My grandfather’s fountain pen; I will never forget it. I often used it to do my homework, practice lettering and draw pictures. I remember all the inkpots I collected with different colors of ink. I remember being amazed by the tenacity of the ink stains on my hands and how much I loved making inkblots. The pen had a certain weight to it and I loved the way it fit into my hands, like it was made for me. (Even though it was a hand me down). And I loved the fact that it reminded me of my grandfather, who is still alive at 95!

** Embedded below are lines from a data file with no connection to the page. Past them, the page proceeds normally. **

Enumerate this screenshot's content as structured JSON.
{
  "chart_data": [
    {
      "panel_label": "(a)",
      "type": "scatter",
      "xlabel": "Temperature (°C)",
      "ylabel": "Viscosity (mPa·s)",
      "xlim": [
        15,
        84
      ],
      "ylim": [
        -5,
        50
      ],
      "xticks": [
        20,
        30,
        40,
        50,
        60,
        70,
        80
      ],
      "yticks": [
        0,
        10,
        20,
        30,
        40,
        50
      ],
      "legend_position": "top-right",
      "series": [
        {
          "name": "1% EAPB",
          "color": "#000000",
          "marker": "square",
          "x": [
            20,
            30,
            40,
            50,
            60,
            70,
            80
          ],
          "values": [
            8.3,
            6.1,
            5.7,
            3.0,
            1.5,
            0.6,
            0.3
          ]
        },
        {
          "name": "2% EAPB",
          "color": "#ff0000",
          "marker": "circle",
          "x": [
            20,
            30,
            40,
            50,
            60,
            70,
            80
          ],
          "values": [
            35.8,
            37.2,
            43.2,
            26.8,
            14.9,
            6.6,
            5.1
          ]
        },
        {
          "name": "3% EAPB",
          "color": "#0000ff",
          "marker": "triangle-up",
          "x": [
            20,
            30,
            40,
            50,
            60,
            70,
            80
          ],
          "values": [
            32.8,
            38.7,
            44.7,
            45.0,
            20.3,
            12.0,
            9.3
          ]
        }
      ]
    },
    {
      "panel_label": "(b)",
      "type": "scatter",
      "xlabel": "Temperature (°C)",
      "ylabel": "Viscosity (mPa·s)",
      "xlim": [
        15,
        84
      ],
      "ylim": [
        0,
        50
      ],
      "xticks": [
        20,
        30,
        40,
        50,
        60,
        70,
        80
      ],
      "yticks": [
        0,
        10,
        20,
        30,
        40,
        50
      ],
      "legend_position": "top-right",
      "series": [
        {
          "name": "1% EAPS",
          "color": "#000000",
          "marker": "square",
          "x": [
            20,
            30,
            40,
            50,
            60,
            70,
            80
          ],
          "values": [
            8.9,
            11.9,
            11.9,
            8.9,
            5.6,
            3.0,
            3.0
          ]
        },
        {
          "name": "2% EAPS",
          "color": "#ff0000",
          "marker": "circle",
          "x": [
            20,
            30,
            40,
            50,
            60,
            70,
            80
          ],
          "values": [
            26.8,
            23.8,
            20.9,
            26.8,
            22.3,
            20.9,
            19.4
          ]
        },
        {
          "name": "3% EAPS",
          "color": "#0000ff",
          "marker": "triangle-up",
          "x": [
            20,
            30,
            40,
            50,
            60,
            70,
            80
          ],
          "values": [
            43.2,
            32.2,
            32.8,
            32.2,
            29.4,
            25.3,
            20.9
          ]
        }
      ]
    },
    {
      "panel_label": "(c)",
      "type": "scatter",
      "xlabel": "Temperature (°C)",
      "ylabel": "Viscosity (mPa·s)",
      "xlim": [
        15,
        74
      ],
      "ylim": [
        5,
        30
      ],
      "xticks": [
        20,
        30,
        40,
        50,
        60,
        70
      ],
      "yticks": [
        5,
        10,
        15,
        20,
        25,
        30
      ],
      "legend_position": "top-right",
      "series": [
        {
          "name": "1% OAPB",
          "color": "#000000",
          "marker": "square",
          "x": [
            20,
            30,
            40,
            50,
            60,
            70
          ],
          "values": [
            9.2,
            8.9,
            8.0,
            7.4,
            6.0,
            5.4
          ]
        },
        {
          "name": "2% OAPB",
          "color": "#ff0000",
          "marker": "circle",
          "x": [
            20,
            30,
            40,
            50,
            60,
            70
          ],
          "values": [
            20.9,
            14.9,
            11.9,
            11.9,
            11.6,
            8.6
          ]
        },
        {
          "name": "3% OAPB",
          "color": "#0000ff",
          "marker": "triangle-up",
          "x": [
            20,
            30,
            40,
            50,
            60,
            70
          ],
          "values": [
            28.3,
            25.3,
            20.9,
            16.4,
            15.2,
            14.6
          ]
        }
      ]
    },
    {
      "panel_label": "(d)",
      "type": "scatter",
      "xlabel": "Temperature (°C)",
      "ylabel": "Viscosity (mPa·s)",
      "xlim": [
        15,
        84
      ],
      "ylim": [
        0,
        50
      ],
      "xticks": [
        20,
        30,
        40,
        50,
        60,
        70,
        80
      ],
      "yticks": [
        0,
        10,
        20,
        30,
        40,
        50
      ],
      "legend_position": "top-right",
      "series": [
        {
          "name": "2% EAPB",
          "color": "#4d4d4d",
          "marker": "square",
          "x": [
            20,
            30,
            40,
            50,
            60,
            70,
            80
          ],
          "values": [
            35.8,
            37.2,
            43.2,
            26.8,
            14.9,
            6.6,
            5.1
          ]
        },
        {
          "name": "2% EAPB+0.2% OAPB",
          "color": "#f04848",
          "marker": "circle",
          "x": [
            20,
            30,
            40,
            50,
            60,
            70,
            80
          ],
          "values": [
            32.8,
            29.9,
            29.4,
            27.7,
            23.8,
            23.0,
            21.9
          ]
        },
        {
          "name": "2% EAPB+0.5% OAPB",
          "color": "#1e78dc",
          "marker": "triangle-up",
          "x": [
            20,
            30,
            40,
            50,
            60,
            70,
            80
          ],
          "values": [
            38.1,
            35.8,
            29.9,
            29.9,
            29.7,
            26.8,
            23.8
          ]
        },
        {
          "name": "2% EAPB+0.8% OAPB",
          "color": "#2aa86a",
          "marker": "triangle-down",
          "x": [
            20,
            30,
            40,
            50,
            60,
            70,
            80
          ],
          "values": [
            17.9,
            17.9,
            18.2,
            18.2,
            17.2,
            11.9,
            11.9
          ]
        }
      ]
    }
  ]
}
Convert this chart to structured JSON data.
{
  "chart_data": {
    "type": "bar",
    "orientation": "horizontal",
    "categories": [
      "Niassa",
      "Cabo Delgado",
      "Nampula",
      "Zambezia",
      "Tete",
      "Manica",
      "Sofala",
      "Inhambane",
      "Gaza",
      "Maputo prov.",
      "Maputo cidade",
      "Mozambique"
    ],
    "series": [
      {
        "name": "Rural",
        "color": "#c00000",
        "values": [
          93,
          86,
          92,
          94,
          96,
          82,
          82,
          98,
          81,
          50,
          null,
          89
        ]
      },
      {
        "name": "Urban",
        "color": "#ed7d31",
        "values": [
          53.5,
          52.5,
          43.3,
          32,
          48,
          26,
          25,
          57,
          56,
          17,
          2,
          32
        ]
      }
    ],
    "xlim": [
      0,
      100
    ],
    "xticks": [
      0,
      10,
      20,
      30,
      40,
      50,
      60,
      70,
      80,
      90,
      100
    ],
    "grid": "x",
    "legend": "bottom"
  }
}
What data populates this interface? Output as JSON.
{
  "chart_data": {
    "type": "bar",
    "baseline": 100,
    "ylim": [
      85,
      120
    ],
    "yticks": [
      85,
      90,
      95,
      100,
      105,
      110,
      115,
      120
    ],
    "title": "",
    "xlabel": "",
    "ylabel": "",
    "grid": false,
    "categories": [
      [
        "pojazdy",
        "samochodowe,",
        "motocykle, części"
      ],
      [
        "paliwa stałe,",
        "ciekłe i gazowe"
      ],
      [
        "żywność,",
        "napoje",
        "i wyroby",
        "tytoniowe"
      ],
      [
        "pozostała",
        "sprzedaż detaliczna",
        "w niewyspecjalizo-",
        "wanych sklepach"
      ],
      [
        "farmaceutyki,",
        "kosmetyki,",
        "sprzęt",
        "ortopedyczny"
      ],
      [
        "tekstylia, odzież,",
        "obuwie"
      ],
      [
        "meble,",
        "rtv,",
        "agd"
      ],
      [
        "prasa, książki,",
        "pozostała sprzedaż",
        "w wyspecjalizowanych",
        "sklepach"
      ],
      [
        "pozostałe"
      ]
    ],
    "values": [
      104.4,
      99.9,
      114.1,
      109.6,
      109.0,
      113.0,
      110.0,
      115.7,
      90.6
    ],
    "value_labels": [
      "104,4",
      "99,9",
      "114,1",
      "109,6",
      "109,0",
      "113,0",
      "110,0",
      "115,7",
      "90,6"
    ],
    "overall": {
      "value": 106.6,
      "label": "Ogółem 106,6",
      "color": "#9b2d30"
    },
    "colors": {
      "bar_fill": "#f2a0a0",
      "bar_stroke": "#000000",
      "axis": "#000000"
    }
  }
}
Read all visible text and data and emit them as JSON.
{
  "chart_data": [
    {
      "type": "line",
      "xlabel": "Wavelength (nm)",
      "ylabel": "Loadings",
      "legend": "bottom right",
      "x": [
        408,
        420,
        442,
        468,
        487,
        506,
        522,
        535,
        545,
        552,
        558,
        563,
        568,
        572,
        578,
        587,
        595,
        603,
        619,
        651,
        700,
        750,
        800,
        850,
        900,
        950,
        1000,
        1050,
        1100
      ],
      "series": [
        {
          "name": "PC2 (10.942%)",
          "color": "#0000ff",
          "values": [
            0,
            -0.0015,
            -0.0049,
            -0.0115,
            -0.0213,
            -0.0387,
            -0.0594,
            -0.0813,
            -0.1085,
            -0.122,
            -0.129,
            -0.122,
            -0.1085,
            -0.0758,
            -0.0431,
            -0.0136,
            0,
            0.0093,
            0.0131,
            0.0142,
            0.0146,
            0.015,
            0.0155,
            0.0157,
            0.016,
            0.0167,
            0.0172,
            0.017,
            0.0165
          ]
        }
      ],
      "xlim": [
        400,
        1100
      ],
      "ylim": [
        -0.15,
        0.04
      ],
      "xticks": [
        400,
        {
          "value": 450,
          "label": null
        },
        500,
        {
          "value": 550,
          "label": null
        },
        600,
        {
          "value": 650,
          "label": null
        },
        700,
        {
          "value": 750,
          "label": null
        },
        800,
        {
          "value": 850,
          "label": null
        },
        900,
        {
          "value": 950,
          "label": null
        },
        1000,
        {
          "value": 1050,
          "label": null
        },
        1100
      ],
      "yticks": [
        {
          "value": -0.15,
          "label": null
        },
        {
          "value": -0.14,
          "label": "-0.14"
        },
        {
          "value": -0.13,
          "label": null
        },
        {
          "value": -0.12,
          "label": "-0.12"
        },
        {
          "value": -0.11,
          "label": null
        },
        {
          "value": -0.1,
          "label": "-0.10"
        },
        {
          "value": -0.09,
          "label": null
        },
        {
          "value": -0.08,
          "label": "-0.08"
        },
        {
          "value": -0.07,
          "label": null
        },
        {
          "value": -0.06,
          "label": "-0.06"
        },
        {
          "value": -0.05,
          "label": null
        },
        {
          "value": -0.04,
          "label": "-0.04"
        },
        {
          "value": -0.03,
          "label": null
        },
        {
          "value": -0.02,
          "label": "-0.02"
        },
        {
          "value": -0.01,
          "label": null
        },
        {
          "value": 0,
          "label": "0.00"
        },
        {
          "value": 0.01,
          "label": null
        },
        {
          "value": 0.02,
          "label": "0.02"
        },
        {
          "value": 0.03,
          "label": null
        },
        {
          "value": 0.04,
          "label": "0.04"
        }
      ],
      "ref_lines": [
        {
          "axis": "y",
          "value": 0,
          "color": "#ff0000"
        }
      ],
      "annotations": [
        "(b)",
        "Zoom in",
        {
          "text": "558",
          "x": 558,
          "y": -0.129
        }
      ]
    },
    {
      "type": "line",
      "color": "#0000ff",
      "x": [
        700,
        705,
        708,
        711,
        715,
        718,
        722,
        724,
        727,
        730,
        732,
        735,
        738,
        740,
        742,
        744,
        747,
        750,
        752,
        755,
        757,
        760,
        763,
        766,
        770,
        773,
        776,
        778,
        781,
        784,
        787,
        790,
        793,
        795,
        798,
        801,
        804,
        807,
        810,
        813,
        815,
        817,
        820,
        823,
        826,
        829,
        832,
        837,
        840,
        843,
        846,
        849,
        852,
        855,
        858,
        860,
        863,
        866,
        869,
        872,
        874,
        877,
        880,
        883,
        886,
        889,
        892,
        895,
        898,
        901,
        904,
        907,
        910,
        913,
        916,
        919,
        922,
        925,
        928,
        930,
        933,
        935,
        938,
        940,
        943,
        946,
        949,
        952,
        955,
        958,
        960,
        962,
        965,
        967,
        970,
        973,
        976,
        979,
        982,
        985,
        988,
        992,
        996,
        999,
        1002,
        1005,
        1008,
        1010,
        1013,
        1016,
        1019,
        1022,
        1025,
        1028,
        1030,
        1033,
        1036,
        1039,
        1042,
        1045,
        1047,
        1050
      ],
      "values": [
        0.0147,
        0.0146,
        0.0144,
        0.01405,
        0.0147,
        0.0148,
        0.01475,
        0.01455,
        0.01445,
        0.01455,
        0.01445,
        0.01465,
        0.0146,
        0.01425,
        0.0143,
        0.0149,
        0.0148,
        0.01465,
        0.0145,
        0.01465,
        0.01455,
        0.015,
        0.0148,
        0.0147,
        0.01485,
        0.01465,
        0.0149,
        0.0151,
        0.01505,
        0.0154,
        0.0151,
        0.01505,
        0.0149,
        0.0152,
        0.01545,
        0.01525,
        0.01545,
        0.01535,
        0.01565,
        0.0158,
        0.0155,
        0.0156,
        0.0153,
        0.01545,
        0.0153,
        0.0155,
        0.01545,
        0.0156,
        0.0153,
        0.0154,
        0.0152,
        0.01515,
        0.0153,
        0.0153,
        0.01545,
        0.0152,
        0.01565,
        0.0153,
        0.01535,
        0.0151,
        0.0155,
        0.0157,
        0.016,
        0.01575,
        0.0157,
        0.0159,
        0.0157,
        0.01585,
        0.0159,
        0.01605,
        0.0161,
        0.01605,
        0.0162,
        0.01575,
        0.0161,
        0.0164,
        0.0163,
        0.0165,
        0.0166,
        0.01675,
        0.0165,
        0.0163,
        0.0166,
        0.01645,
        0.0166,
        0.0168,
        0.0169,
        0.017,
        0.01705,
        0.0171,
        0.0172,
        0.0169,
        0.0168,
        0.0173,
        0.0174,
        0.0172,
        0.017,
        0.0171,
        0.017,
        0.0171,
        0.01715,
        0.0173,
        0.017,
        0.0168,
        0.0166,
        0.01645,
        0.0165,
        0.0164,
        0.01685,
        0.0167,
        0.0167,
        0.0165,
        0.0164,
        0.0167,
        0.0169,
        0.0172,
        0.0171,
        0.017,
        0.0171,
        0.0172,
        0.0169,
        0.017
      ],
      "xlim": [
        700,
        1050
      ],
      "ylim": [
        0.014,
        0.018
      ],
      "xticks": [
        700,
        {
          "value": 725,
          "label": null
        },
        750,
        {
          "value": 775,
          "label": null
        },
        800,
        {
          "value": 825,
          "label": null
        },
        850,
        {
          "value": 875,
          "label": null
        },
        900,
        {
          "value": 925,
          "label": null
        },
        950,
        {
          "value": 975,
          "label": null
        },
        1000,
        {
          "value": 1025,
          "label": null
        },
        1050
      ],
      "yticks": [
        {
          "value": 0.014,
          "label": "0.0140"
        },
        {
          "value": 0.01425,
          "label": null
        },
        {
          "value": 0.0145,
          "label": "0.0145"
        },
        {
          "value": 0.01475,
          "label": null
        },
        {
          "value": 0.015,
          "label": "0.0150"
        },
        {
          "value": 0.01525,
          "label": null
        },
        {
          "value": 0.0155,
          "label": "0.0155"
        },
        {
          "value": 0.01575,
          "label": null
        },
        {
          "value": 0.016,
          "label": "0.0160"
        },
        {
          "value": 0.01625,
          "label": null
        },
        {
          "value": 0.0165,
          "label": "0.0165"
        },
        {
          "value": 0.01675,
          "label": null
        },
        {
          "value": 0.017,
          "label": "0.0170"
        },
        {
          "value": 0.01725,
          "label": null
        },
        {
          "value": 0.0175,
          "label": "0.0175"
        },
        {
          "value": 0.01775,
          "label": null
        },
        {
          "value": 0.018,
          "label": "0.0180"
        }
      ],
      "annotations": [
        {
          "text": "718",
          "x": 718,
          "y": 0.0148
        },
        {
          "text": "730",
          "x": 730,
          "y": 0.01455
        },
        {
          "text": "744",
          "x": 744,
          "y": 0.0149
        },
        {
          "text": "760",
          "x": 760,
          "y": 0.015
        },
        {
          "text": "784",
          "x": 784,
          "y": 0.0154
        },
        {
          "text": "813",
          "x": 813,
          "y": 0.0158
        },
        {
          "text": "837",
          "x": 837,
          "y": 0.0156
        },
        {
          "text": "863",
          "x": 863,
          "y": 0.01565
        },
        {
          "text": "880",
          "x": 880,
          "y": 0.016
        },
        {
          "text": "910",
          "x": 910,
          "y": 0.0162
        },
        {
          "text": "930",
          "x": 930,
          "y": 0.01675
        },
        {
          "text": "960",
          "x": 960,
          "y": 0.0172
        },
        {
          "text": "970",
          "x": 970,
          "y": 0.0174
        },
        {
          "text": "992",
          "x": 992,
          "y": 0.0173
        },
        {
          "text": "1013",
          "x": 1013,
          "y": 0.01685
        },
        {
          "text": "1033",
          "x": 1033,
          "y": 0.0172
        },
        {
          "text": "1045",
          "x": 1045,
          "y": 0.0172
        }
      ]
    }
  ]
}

These days I don’t write with that pen much. I definitely don’t have to turn in homework and most of my correspondence is via phone, email or social media websites. I own an IPhone 5 (The most amazing IPhone yet), a wonder of technology and multitasking. In terms of access to technology, I am definitely in the higher strata of the food chain. I am able to access global information and connect with hundreds of people with the swipe of my finger. I am an exemplar of the benefits of technical progress we all strive for every day.
And yet in the process, I realize I have lost a few things. My IPhone has replaced many of the things I used such as pens, clocks, calendars, calculators, compasses and maps. All seem redundant and sit in various containers on my desk, looking a little sad and dejected at their own uselessness. But it is not just the material objects I am afraid we are losing. It is also the emotional content contained within these quotidian objects that is evaporating from our world. Objects like the IPhone are conceived as platforms for facilitating multiple tasks; intentionally designed to disappear in the background as we use them to check the weather, text a friend or watch a movie. Hence the minimalist aesthetic that they embrace in their design and construction. And this is not something limited to phones; computers, gadgets, cars and even buildings are being built as “platform objects” for us to experience the virtual world seamlessly. And this removes any potential for emotional attachment towards these objects. It makes them less lovable, more disposable and upgradable, and ultimately less sustainable.
Technology’s ultimate goal is to be ubiquitous and invisible at the same time. Technology interacts with the physical world more every day, embedding itself into objects big and small. As it becomes invisible, beneath the surface, it also fundamentally changes our relationship with the real world.
I remember going to the store to get my phone and the first thought that popped in my head as I opened the box was: “I can’t wait for the next one!” This is a dangerous pattern. What happens when we start to think in similar way about our homes and communities? Will we continuously upgrade our world until it loses all semblance of a place containing history, culture and myth?
I am no luddite, but I do believe that we need to gain a more nuanced view of technical progress and what long term impacts it will have on our society. I often think about the nature of the world our grandchildren will grow up in and I hope they will have objects around them that remind them of their own identity. And this is why I refuse to part with my pen, for it delivers much more than mere utility; it is a part of who I am.